He sighed, and turned his attention back to the landscape outside of the window. The clouds were a million times more interesting to him than anything anyone in this class could say to him. He could brag about his yesterday, too, if he wanted to. He’d fought a dragon, killed a horde of hobbes, and beheaded an orc, and then spent the night at a pub with his two best friends. But, silly him, that wasn’t interesting at all, and he knew it. If only these bumbling idiots could figure out the same thing. Was life just a shopping trip and a random changing of partners? If that was so, he seemed to be living it the wrong way. But he didn’t really care- or, at least, couldn’t bring himself to. As long as he had to go on acting out with insignificant story of his life, he’d just free write it and try not to think about just how his chapter was going to end.
A sharp voice interrupted his thoughts.
“Maggie!” A girl whined, arms crossed, looking at the new girl. “Cain just told me that you aren’t coming to the party tonight.” She eyed the fidgeting girl accusingly.
“I- I have to go to work tonight,” She explained.
“Skip it,” The girl answered with a laugh. “This is totally the party of the year, okay?”
“Nope, no ‘but’s! You’re going. So, ta! See you then.” Lilith Knight turned on her heel and walked back into the hall, leaving the slightly panicked looking girl behind her.
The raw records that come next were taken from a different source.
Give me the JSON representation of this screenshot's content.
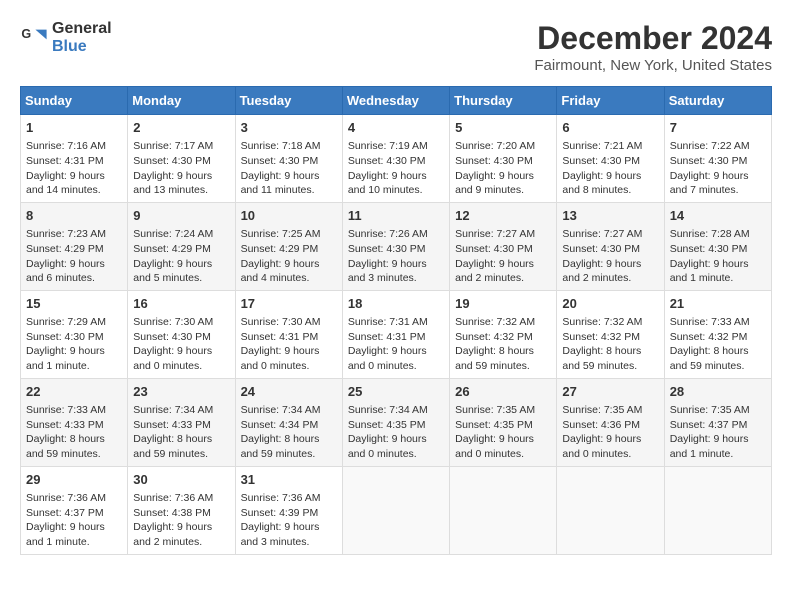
{
  "header": {
    "logo_line1": "General",
    "logo_line2": "Blue",
    "title": "December 2024",
    "subtitle": "Fairmount, New York, United States"
  },
  "weekdays": [
    "Sunday",
    "Monday",
    "Tuesday",
    "Wednesday",
    "Thursday",
    "Friday",
    "Saturday"
  ],
  "weeks": [
    [
      {
        "day": "1",
        "sunrise": "7:16 AM",
        "sunset": "4:31 PM",
        "daylight": "9 hours and 14 minutes."
      },
      {
        "day": "2",
        "sunrise": "7:17 AM",
        "sunset": "4:30 PM",
        "daylight": "9 hours and 13 minutes."
      },
      {
        "day": "3",
        "sunrise": "7:18 AM",
        "sunset": "4:30 PM",
        "daylight": "9 hours and 11 minutes."
      },
      {
        "day": "4",
        "sunrise": "7:19 AM",
        "sunset": "4:30 PM",
        "daylight": "9 hours and 10 minutes."
      },
      {
        "day": "5",
        "sunrise": "7:20 AM",
        "sunset": "4:30 PM",
        "daylight": "9 hours and 9 minutes."
      },
      {
        "day": "6",
        "sunrise": "7:21 AM",
        "sunset": "4:30 PM",
        "daylight": "9 hours and 8 minutes."
      },
      {
        "day": "7",
        "sunrise": "7:22 AM",
        "sunset": "4:30 PM",
        "daylight": "9 hours and 7 minutes."
      }
    ],
    [
      {
        "day": "8",
        "sunrise": "7:23 AM",
        "sunset": "4:29 PM",
        "daylight": "9 hours and 6 minutes."
      },
      {
        "day": "9",
        "sunrise": "7:24 AM",
        "sunset": "4:29 PM",
        "daylight": "9 hours and 5 minutes."
      },
      {
        "day": "10",
        "sunrise": "7:25 AM",
        "sunset": "4:29 PM",
        "daylight": "9 hours and 4 minutes."
      },
      {
        "day": "11",
        "sunrise": "7:26 AM",
        "sunset": "4:30 PM",
        "daylight": "9 hours and 3 minutes."
      },
      {
        "day": "12",
        "sunrise": "7:27 AM",
        "sunset": "4:30 PM",
        "daylight": "9 hours and 2 minutes."
      },
      {
        "day": "13",
        "sunrise": "7:27 AM",
        "sunset": "4:30 PM",
        "daylight": "9 hours and 2 minutes."
      },
      {
        "day": "14",
        "sunrise": "7:28 AM",
        "sunset": "4:30 PM",
        "daylight": "9 hours and 1 minute."
      }
    ],
    [
      {
        "day": "15",
        "sunrise": "7:29 AM",
        "sunset": "4:30 PM",
        "daylight": "9 hours and 1 minute."
      },
      {
        "day": "16",
        "sunrise": "7:30 AM",
        "sunset": "4:30 PM",
        "daylight": "9 hours and 0 minutes."
      },
      {
        "day": "17",
        "sunrise": "7:30 AM",
        "sunset": "4:31 PM",
        "daylight": "9 hours and 0 minutes."
      },
      {
        "day": "18",
        "sunrise": "7:31 AM",
        "sunset": "4:31 PM",
        "daylight": "9 hours and 0 minutes."
      },
      {
        "day": "19",
        "sunrise": "7:32 AM",
        "sunset": "4:32 PM",
        "daylight": "8 hours and 59 minutes."
      },
      {
        "day": "20",
        "sunrise": "7:32 AM",
        "sunset": "4:32 PM",
        "daylight": "8 hours and 59 minutes."
      },
      {
        "day": "21",
        "sunrise": "7:33 AM",
        "sunset": "4:32 PM",
        "daylight": "8 hours and 59 minutes."
      }
    ],
    [
      {
        "day": "22",
        "sunrise": "7:33 AM",
        "sunset": "4:33 PM",
        "daylight": "8 hours and 59 minutes."
      },
      {
        "day": "23",
        "sunrise": "7:34 AM",
        "sunset": "4:33 PM",
        "daylight": "8 hours and 59 minutes."
      },
      {
        "day": "24",
        "sunrise": "7:34 AM",
        "sunset": "4:34 PM",
        "daylight": "8 hours and 59 minutes."
      },
      {
        "day": "25",
        "sunrise": "7:34 AM",
        "sunset": "4:35 PM",
        "daylight": "9 hours and 0 minutes."
      },
      {
        "day": "26",
        "sunrise": "7:35 AM",
        "sunset": "4:35 PM",
        "daylight": "9 hours and 0 minutes."
      },
      {
        "day": "27",
        "sunrise": "7:35 AM",
        "sunset": "4:36 PM",
        "daylight": "9 hours and 0 minutes."
      },
      {
        "day": "28",
        "sunrise": "7:35 AM",
        "sunset": "4:37 PM",
        "daylight": "9 hours and 1 minute."
      }
    ],
    [
      {
        "day": "29",
        "sunrise": "7:36 AM",
        "sunset": "4:37 PM",
        "daylight": "9 hours and 1 minute."
      },
      {
        "day": "30",
        "sunrise": "7:36 AM",
        "sunset": "4:38 PM",
        "daylight": "9 hours and 2 minutes."
      },
      {
        "day": "31",
        "sunrise": "7:36 AM",
        "sunset": "4:39 PM",
        "daylight": "9 hours and 3 minutes."
      },
      null,
      null,
      null,
      null
    ]
  ]
}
Strange to think that these were the kinds of people Darius was associating with now. Lilith wasn’t exactly “popular”, per se, seeing as nobody liked her, but she was high up with the boys, and high up with her fellow preps. If that’s what you wanted for your life, then you looked up to her and did what she said. Unfortunately, that happened to be a about half the female population at the school. Maggie, it seemed, was classified as that group now. Sad, really, he’d talked to her before, and she was a nice girl who had just wanted to join the softball and soccer teams. Well, that was how it started, wasn’t it? And she’d got it from both ends. Lilith was sure not t let any of her prey escape, either.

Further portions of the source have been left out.